Ernest L. Boyer, Sr.

A Leader of Educators, An Educator of Leaders

1928 - 1995




ERNEST BOYER BEGAN HIS TEACHING and administrative career at Loyola University in Los Angeles and then at Upland College, where he became a professor of speech pathology and audiology, and academic dean. At Upland, he demonstrated what would become the hallmark of his work in education-a way of thinking that was at once bold and practical, innovative and sensible. He introduced, for example, a January term for an in-depth, all-college study of a single theme. The goal was to integrate all the disciplines and create community. The program became a model for other colleges during the next decade.

 

In 1960, wanting to make a broader impact on education, Boyer became director of the Western College Association's Commission to Improve the Education of Teachers. Two years later, his work led to his appointment at the University of California at Santa Barbara, as director of the Center for Coordinated Education. Both positions involved finding creative solutions to educational problems. It was this problem-solving gift that would distinguish Carnegie Foundation policy reports more than twenty years later.

 

By 1965, Boyer was known as a gifted speaker and an exuberant education leader, and he joined the mammoth State University of New York System, based in Albany, as its first executive dean. Three years later he was named vice president. He became known for managing large staff meetings and summarizing complex discussions. His work was so impressive that two years later, at the age of only 42, he was appointed chancellor of the SUNY system with its 64 institutions, 350,000 students, and 15,000 faculty members.

 

It was as SUNY chancellor that Boyer went about the arduous task of expanding and developing a complex state network of colleges and universities during exciting and trying times for higher education.

 

Chancellor Boyer launched the innovative and influential Empire State College in Saratoga Springs, an experimental and highly successful prototype for adult education that was imitated across the nation in the years that followed, as millions of adults returned to college for retraining and lifelong learning in a new economic age.

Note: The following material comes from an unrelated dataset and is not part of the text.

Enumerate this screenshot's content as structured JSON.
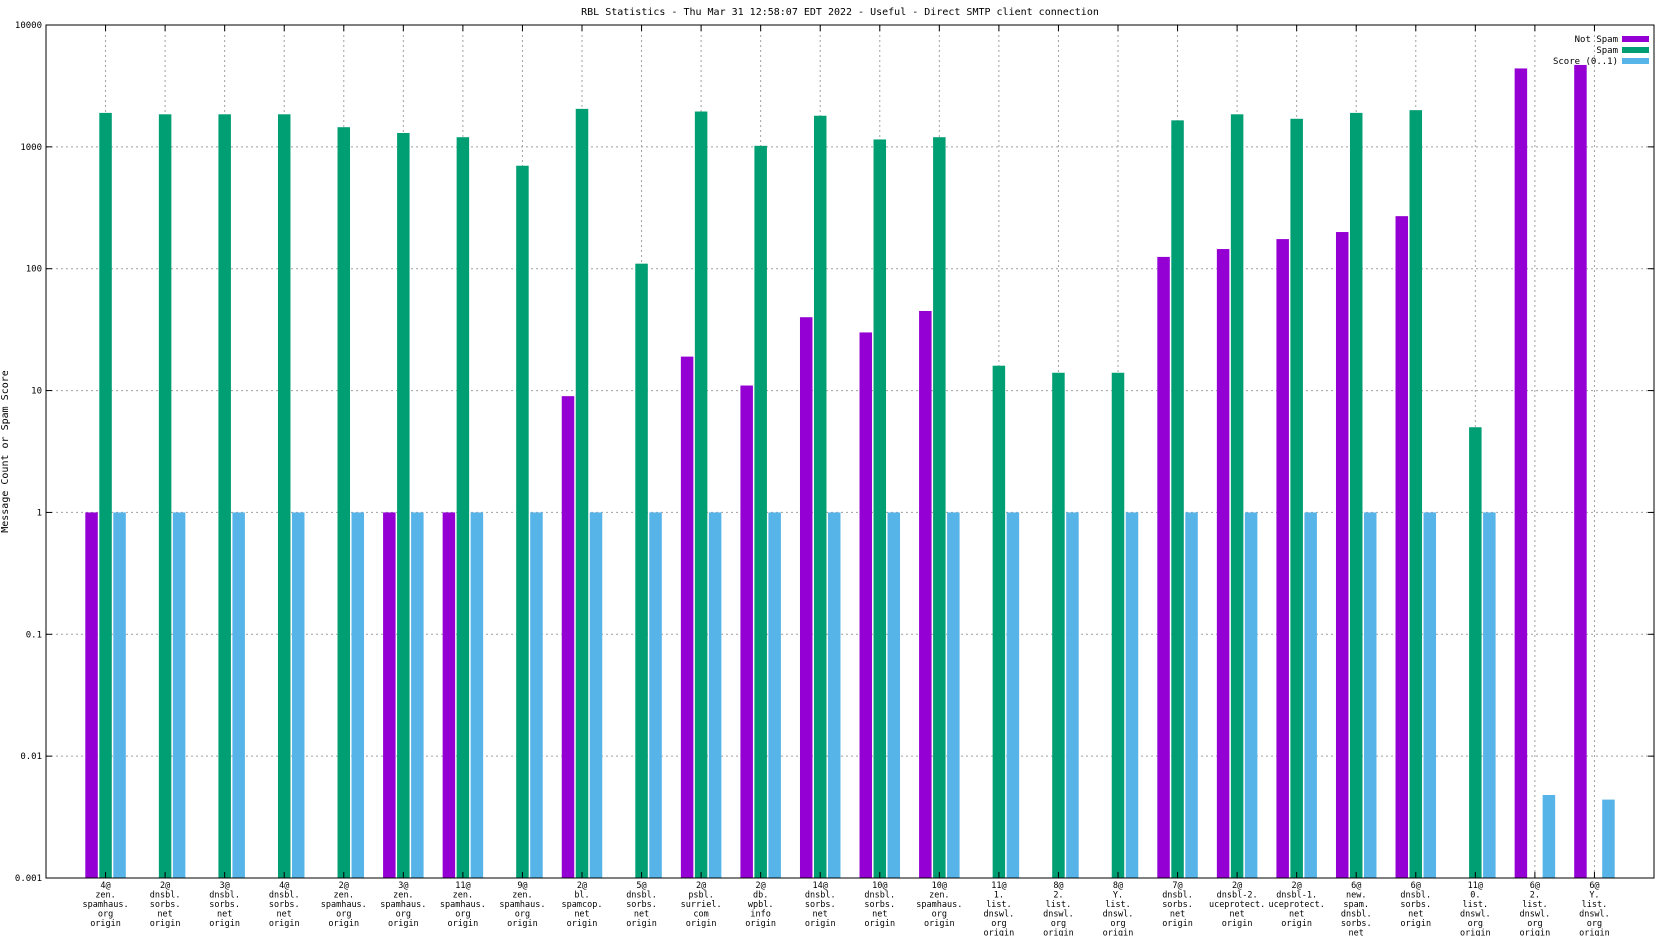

In 1996, as Empire State College celebrated its twenty-fifth anniversary, it boasted 28,000 graduates.

 

Chancellor Boyer called for higher academic standards throughout the SUNY system and established an intensive, three-year bachelor of arts program to challenge the brightest students in the system and allow them to advance more quickly into graduate study.

 

To signal the importance of teaching as the critical art of higher education, even in a giant research institution, Boyer initiated a new rank of "Distinguished Teaching Professor." The post celebrated the achievements of great instruction and a commitment to student learning. He also started the nation's first undergraduate student exchange program with the Soviet Union, and later sponsored, and traveled with, the SUNY theater group that performed in Moscow and St. Petersburg.